Even as a coffee lover, Durant said there are some negative aspects of excessive coffee consumption.

Durant said sleep disruption occurs more frequently in students who consume an excess amount of coffee.

“If I’m pulling an all-nighter, I’ll drink five or six large cups of coffee,” Savage said.

Anything above 400 mg of coffee per day, which is about five cups of coffee in 24 hours can cause sleep disruption.

“During freshman year, I drank copious amounts of coffee during finals week. I was over-caffeinated, and even after my tests were done, I couldn’t sleep.” Humphrey said.

Buzzfeed experimented with coffee addiction, where an employee named Erin gave up caffeine for a week. Because she drank two to three cups of coffee a day, she went through withdrawal.

According to WebMD, caffeine is a stimulant to the central nervous system, and regular use of caffeine causes mild physical dependence. Withdrawal is a symptom many people go through when they’re “quitting” caffeine.

Savage said she has experienced withdrawal with symptoms of headaches and grogginess.

“It’s a lot like being hungover,” she said.

PSUC senior John Hannon said he drinks a cup of coffee a day, but when finals come, he typically drinks three to four cups a day. Hannon also said he has been through withdrawal.

“I feel depleted and I feel like I have to drink more coffee,” he said.

“I gave it up for a week. You actually feel sick. You think there’s something wrong,” Humphrey said.

Durant said students build up a tolerance, and if they can’t keep it up, they can go through a period of fatigue or even depression, which are withdrawal symptoms.

For Buzzfeed’s Erin, she turned to other sources to stay energized, such as eating more often during the day.

She said the brain has adenosine receptors. Caffeine then binds to those receptors and triggers the adrenaline rush.

“Taper off slowly, and try to prevent consuming so much coffee in the first place,” Durant said.

Another effect Durant said was the increased anxiety students get with consuming too much coffee.

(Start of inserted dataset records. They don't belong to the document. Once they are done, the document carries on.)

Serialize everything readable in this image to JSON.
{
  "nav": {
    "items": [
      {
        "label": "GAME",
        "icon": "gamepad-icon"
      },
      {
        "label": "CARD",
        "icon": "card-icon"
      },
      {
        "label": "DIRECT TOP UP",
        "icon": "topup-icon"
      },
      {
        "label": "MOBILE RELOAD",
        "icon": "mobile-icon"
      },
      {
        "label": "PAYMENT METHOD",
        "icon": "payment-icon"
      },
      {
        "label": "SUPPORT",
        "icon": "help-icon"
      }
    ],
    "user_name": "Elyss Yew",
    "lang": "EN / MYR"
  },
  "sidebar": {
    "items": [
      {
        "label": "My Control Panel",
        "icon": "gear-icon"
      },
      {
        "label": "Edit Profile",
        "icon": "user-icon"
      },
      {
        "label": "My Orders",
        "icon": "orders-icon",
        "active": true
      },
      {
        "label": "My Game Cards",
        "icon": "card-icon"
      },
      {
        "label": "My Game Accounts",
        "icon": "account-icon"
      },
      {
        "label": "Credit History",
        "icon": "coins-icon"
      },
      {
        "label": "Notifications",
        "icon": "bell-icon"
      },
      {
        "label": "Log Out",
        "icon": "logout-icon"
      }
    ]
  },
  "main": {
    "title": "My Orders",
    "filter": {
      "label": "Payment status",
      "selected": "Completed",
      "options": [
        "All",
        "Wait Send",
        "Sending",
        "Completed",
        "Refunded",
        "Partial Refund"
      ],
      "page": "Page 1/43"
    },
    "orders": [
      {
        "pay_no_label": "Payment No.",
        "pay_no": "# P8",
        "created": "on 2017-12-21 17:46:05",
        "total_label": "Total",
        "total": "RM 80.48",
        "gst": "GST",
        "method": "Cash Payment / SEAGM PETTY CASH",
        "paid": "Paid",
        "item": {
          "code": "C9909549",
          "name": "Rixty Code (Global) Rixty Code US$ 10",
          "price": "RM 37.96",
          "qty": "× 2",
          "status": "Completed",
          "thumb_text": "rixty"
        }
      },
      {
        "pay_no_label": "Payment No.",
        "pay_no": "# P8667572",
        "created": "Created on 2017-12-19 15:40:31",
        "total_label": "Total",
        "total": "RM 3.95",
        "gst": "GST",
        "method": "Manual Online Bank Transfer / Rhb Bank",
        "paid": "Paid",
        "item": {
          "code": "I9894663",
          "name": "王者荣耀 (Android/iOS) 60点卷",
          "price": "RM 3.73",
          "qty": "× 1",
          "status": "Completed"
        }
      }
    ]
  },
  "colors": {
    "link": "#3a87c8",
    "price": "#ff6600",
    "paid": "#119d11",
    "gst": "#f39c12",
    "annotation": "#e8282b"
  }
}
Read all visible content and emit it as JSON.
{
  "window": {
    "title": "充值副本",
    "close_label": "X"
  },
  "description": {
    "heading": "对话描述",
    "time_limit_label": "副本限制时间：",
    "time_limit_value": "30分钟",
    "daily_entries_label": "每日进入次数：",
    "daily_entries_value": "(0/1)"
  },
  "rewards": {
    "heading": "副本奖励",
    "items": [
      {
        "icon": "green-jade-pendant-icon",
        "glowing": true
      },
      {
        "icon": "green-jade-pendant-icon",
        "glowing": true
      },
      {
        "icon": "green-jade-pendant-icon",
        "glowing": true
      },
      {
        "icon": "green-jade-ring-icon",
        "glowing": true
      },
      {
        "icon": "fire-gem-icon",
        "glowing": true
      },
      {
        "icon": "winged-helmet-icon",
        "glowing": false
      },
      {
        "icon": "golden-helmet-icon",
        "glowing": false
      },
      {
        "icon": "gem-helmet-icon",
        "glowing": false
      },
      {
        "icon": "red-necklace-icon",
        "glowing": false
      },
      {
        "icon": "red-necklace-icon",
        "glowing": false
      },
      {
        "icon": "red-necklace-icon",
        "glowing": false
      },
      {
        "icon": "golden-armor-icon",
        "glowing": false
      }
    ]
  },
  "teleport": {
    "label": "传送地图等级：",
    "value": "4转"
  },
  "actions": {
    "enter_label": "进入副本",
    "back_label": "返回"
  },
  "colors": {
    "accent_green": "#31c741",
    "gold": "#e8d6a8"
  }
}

“A lot of students have test anxiety anyway. Couple that with an excess intake of caffeine, and it can make things worse,” she said.

She said if students have a test that morning, they should only have that one cup of coffee, and not two or three. The one cup can increase your alertness.

“I love coffee, and there are definitely benefits,” Durant said. “There are little consequences as long as it’s used in moderation.”